Microwave Dielectric Properties and Thermally Stimulated Depolarization Currents of MgF2‐Doped Diopside Ceramics

A new low‐fired dielectric material derived from CaMg_0.9Zn_0.1Si₂O₆ (CMZS) ceramics with high quality factor was synthesized by solid‐state reaction method. The effects of MgF₂ addition on the sinterability, phase composition, crystal defects, and microwave dielectric properties of CMZS were investigated. MgF₂ was proved not only to lower the sintering temperature to ~1000°C but also to remarkably modify the microwave dielectric properties of CMZS. In addition to the main diopside phase, forsterite was identified as the secondary phase in all MgF₂‐doped samples.
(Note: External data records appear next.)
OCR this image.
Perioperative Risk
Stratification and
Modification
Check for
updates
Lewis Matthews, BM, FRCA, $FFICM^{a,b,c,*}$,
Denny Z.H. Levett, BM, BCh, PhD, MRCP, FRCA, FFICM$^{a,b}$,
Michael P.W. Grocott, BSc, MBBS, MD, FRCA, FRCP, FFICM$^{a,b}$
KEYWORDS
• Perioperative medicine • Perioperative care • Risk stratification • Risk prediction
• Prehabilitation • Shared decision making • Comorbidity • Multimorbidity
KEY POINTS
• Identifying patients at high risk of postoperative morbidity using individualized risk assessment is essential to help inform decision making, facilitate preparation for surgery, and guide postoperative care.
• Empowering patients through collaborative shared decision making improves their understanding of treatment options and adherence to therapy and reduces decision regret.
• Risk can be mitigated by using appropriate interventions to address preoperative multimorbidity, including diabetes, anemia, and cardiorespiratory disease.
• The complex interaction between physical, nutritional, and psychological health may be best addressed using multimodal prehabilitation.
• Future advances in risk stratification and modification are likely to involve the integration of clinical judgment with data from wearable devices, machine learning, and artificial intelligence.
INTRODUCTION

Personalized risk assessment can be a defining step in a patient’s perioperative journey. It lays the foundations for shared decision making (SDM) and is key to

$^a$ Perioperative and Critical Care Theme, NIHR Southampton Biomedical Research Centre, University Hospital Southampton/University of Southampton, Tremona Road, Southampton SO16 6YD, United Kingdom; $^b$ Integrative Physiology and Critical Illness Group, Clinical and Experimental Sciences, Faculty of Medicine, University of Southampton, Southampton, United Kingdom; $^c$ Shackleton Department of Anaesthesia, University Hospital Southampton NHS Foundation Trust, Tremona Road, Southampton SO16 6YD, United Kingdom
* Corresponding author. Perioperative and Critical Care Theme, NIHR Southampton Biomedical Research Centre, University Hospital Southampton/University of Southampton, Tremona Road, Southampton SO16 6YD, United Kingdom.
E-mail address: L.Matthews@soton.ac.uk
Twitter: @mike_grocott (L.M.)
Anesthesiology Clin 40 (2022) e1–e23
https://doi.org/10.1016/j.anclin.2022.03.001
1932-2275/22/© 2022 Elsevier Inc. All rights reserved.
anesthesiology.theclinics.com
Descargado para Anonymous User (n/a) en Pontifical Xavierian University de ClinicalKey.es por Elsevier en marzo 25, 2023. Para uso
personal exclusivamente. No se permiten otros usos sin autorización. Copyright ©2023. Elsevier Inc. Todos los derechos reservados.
Dielectric temperature spectra showed that MgF₂ induced significant dielectric relaxations associated with oxygen vacancy defects to CMZS. Thermally stimulated depolarization current was, therefore, considered to obtain the defects associated with extrinsic microwave dielectric loss mechanisms. Compared with undoped CMZS, although the concentration of oxygen vacancies showed a notable increase in the 5 wt% MgF₂‐doped CMZS, the Q×f values were still improved. Here, with proper MgF₂‐doping, it demonstrated that the microwave dielectric loss was basically influenced by phase composition. The excellent characteristics of ε_r = 7.78, Q×f = 151 800 GHz, and τ_f = ?26.40 ppm/°C were achieved from the 5 wt% MgF₂‐doped specimens sintered at 1000°C.